By analyzing existing cross correlation between Keweenaw Financial and FS Bancorp, you can compare the effects of market volatilities on Keweenaw Financial and FS Bancorp and check how they will diversify away market risk if combined in the same portfolio for a given time horizon. You can also utilize pair trading strategies of matching a long position in Keweenaw Financial with a short position of FS Bancorp. Check out your portfolio center.
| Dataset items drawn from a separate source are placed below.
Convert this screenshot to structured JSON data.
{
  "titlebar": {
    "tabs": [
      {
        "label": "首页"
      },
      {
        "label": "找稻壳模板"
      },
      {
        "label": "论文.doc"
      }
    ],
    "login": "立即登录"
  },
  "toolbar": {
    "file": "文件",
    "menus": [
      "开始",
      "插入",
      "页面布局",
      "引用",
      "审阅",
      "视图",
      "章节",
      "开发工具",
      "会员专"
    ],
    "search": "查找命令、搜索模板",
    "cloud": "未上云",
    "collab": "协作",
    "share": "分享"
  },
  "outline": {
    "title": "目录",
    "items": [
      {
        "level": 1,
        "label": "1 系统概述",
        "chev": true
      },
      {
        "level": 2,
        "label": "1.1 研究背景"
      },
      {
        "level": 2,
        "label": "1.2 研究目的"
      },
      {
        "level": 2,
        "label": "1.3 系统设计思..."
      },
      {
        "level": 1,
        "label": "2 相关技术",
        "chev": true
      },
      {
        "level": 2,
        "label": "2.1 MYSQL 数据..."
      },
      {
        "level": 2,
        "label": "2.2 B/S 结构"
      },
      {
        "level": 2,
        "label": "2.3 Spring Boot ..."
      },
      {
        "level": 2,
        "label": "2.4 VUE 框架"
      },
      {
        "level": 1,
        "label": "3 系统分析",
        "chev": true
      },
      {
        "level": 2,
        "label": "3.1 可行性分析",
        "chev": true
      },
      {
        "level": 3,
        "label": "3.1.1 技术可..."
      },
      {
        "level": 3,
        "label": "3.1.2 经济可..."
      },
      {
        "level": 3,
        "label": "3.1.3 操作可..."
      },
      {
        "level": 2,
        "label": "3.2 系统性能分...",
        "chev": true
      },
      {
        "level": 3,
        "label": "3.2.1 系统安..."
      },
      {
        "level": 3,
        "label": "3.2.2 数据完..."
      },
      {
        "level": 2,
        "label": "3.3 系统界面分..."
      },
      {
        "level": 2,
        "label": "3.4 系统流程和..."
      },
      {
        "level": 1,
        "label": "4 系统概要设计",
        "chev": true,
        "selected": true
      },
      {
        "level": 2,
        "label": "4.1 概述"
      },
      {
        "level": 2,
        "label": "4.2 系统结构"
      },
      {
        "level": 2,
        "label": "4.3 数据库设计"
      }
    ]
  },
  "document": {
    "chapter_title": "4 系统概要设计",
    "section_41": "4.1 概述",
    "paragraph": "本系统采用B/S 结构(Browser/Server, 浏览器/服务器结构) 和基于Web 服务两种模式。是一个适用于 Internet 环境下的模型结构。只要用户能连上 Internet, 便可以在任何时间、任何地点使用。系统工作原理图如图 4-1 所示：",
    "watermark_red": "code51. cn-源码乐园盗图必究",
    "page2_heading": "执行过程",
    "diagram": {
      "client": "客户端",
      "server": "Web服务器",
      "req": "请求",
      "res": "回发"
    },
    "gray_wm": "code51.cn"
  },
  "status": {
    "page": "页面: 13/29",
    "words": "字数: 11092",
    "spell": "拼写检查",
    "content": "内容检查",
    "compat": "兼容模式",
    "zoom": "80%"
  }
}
Please also check ongoing floating volatility patterns of Keweenaw Financial and FS Bancorp.

Diversification Opportunities for Keweenaw Financial and FS Bancorp

0.0
  Correlation Coefficient

Pay attention - limited upside

The 3 months correlation between Keweenaw and FXLG is 0.0. Overlapping area represents the amount of risk that can be diversified away by holding Keweenaw Financial and FS Bancorp in the same portfolio, assuming nothing else is changed. The correlation between historical prices or returns on FS Bancorp and Keweenaw Financial is a relative statistical measure of the degree to which these equity instruments tend to move together. The correlation coefficient measures the extent to which returns on Keweenaw Financial are associated (or correlated) with FS Bancorp. Values of the correlation coefficient range from -1 to +1, where. The correlation of zero (0) is possible when the price movement of FS Bancorp has no effect on the direction of Keweenaw Financial i.e., Keweenaw Financial and FS Bancorp go up and down completely randomly.

Pair Corralation between Keweenaw Financial and FS Bancorp

If you would invest  3,180  in FS Bancorp on December 26, 2024 and sell it today you would earn a total of  245.00  from holding FS Bancorp or generate 7.7% return on investment over 90 days.
Time Period3 Months [change]
DirectionFlat 
StrengthInsignificant
Accuracy0.0%
ValuesDaily Returns

Keweenaw Financial  vs.  FS Bancorp

 Performance 
       Timeline  
Keweenaw Financial 

Risk-Adjusted Performance

Very Weak

 
Weak
 
Strong
Over the last 90 days Keweenaw Financial has generated negative risk-adjusted returns adding no value to investors with long positions. Despite fairly strong technical and fundamental indicators, Keweenaw Financial is not utilizing all of its potentials. The latest stock price confusion, may contribute to short-horizon losses for the traders.
FS Bancorp 

Risk-Adjusted Performance

Solid

 
Weak
 
Strong
Compared to the overall equity markets, risk-adjusted returns on investments in FS Bancorp are ranked lower than 17 (%) of all global equities and portfolios over the last 90 days. Despite nearly unfluctuating essential indicators, FS Bancorp may actually be approaching a critical reversion point that can send shares even higher in April 2025.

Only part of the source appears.